Produtores e sangradores de borracha natural no Brasil enfrentam uma crise silenciosa, marcada por preços defasados, ausência de contratos formais e falta de políticas públicas, o que ameaça a sustentabilidade da produção nacional.
A retração no mercado de pneus
A retração nas vendas de pneus tem impulsionado a preferência por borracha importada, resultando em uma queda artificial nos preços pagos aos produtores nacionais. Esses produtores precisam sangrar regularmente as seringueiras para manter a produtividade, mas enfrentam dificuldades devido à concentração de mercado em poucas usinas intermediárias. Isso reduz o poder de negociação dos envolvidos na cadeia produtiva.
A indústria de pneus, principal consumidora, beneficia-se dessa dinâmica, já que o Brasil depende de cerca de 60% de importações para suprir sua demanda. Sem contratos formais, os produtores ficam vulneráveis a variações unilaterais nos preços.
Ausência de políticas públicas
Desde 2008, a ausência de políticas públicas que equilibravam os preços entre a borracha nacional e a importada agravou a situação. Anteriormente, essas medidas ajudavam a manter a competitividade da produção local. Agora, a falta de regras e índices de referência permite que compradores decidam unilateralmente os valores pagos.
Não há regra, não há índice de referência. Se amanhã o comprador decidir pagar menos, ele paga – Antonio Carlos Carvalho Gerin, presidente da Câmara Setorial da Borracha do Ministério da Agricultura.
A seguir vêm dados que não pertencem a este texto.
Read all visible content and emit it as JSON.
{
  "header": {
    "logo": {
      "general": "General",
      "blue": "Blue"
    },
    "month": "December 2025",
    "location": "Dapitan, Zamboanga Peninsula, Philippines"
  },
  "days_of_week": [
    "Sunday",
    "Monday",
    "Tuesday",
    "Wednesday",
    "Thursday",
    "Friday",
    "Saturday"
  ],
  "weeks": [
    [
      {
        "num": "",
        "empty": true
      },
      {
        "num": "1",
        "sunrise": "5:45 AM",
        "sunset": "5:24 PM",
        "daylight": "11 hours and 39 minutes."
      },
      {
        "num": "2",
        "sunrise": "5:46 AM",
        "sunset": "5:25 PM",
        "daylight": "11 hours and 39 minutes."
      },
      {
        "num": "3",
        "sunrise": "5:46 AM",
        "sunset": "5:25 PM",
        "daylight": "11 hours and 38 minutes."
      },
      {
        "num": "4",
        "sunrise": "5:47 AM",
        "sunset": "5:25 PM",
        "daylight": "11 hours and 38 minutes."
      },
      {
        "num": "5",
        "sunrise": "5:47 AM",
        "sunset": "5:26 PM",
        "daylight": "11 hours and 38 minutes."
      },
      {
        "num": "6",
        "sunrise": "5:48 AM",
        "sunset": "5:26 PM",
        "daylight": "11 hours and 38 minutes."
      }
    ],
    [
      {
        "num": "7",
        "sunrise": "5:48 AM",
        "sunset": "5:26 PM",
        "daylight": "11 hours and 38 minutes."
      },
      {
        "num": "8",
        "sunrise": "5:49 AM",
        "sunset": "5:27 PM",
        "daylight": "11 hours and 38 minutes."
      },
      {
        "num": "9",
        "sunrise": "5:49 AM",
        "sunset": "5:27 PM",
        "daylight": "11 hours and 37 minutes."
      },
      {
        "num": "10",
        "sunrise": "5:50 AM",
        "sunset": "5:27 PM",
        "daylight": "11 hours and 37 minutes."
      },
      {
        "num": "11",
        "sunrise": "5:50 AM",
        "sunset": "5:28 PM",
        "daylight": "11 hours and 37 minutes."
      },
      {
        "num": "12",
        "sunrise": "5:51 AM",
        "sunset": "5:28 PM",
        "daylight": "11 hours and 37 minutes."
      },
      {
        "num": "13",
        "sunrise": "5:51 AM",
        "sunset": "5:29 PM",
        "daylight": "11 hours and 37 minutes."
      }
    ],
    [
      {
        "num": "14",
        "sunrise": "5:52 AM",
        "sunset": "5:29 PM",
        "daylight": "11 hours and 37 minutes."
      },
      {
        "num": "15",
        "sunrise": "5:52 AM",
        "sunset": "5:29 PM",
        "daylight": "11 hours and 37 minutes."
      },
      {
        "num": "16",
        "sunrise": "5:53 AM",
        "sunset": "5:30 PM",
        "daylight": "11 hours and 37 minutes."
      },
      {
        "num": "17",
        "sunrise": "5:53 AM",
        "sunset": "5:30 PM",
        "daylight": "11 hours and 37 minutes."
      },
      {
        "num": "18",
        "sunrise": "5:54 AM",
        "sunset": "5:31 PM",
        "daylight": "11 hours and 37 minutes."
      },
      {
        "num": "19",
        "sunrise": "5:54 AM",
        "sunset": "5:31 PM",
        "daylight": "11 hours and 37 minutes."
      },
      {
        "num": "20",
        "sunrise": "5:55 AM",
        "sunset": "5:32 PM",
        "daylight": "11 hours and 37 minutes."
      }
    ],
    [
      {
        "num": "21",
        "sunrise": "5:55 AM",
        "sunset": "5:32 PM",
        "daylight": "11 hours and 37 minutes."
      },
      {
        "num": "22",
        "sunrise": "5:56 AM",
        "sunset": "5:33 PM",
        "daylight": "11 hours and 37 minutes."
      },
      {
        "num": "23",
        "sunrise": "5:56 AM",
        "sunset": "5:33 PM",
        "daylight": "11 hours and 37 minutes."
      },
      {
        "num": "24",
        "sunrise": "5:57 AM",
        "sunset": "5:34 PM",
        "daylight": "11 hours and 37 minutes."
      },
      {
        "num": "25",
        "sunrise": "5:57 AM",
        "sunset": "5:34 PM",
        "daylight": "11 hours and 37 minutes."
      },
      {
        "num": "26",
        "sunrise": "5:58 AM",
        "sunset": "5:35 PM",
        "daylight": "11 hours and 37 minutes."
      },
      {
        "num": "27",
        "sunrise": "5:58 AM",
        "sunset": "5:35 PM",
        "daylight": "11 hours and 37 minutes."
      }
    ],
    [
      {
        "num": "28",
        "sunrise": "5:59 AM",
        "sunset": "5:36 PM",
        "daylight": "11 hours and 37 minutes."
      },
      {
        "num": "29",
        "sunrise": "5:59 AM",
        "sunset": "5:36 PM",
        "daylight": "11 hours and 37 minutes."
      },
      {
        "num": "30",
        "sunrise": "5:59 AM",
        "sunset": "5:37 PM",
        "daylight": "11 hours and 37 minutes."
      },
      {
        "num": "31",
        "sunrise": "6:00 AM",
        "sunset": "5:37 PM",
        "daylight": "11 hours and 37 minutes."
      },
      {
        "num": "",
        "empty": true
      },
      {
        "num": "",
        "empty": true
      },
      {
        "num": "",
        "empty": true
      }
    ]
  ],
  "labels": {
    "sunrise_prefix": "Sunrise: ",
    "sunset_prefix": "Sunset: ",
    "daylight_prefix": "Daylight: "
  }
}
Essa instabilidade ameaça o futuro do setor, pois plantar novas seringueiras exige tempo significativo para gerar resultados.
Se faltar borracha e decidirmos plantar hoje, o país só verá resultado daqui a uma década – Antonio Carlos Carvalho Gerin.
Impactos sociais e econômicos
A crise afeta diretamente as famílias no campo, onde a extração de borracha natural fixa pessoas nos seringais, gerando renda estável e acesso a serviços básicos. Muitos sangradores trabalham no mesmo local por décadas, mas a migração para as cidades pode deixá-los sem alternativas viáveis.
Um sangrador pode trabalhar no mesmo seringal por décadas. É uma atividade que fixa pessoas no campo e gera renda estável – Antonio Carlos Carvalho Gerin.
É um problema social grave. No campo, essas famílias têm moradia, renda e acesso a serviços básicos. Na cidade, muitas vezes, não têm alternativa – Antonio Carlos Carvalho Gerin.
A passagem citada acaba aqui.